Sunovion Pharmaceuticals has announced that the FDA has accepted for review the New Drug Application (NDA) for SUN-101 (glycopyrrolate), a nebulized long-acting muscarinic antagonist (LAMA), delivered via PARI’s innovative investigational eFlow closed system nebulizer, for the long-term, maintenance treatment of airflow obstruction in patients with chronic obstructive pulmonary disease (COPD). The expected action date by the FDA under the Prescription Drug User Fee Act (PDUFA) is May 29, 2017.
“SUN-101/eFlow demonstrates Sunovion’s commitment to delivering innovative therapies for patients with COPD,” said Antony Loebel, M.D., Executive vice president and chief medical officer at Sunovion, head of Global Clinical Development for Sumitomo Dainippon Pharma Group. “If approved, SUN-101/eFlow would be the first nebulized LAMA for patients with COPD. We look forward to working with the FDA as we seek to gain approval of this innovative drug-device combination and further address the needs of patients with this debilitating condition.”
The innovative, proprietary eFlow nebulizer system, developed by PARI Pharma, is a unique closed system delivery device currently in development for the treatment of moderate-to-very severe COPD.
“The way a medication for COPD is delivered is an important consideration,” said Dr. Gary Ferguson, Pulmonary Research Institute of Southeast Michigan, Livonia, Michigan. “By combining glycopyrrolate, a proven therapeutic option for COPD, with an advanced, handheld nebulizer delivery system designed to reduce the amount of time required for a treatment, SUN-101/eFlow has the potential to be a valuable alternative therapeutic option for patients who suffer from COPD.”
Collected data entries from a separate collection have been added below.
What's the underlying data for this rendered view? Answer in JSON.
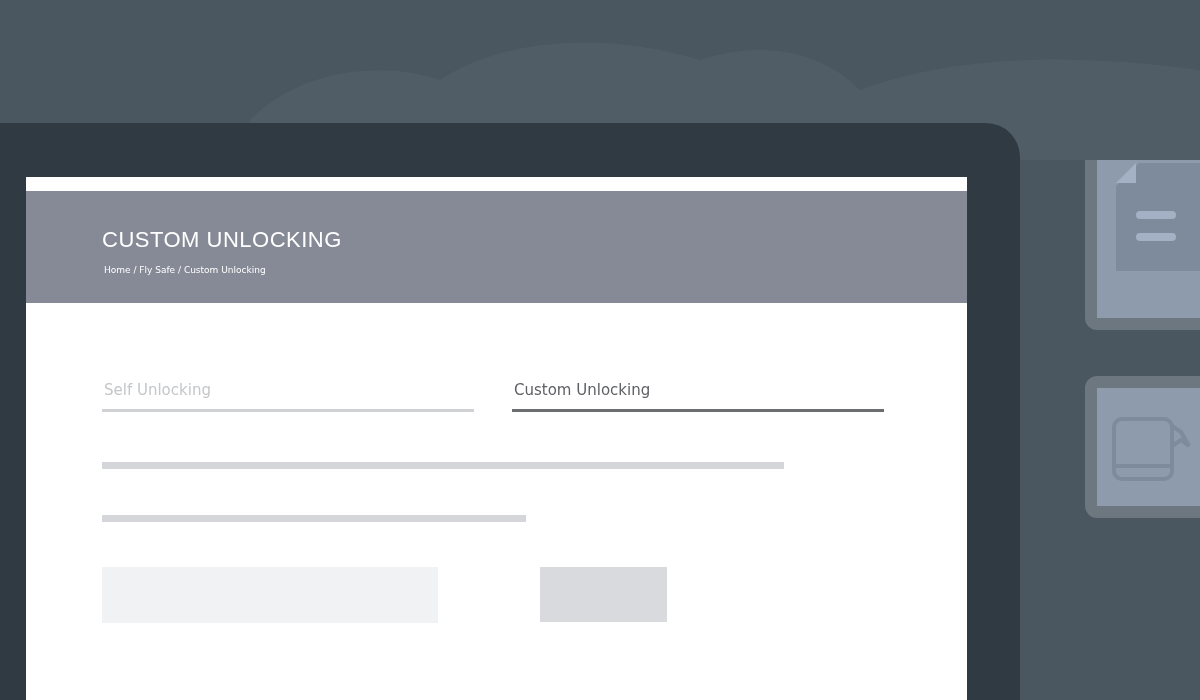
{
  "page_header": {
    "title": "CUSTOM UNLOCKING",
    "breadcrumb": "Home / Fly Safe / Custom Unlocking"
  },
  "tabs": [
    {
      "label": "Self Unlocking",
      "selected": false
    },
    {
      "label": "Custom Unlocking",
      "selected": true
    }
  ]
}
The NDA for SUN-101/eFlow is based on data from clinical trials in the GOLDEN (Glycopyrrolate for Obstructive Lung Disease via Electronic Nebulizer) program, which included GOLDEN-3 and GOLDEN-4, two phase III, 12-week, randomized, double-blind, placebo-controlled, parallel-group, multicenter, efficacy and safety trials comparing SUN-101/eFlow with placebo in adults with moderate-to-very severe COPD. These two studies met their primary endpoints, showing that patients treated with SUN-101/eFlow demonstrated a statistically significant change from baseline in trough forced expiratory volume in one second (FEV1) at week 12 versus placebo. An additional study, GOLDEN-5, was a phase III, 48-week, randomized, open-label, active-controlled, parallel-group, multicenter safety trial designed to evaluate the long term safety and tolerability of SUN-101/eFlow in adults with moderate-to-very severe COPD and included the active comparator Spiriva (tiotropium bromide) delivered by the HandiHaler device.
While these data support the NDA filing which has been accepted by the FDA, acceptance of the NDA does not mean that SUN-101/eFlow will be approved by the FDA for the treatment of adults with COPD.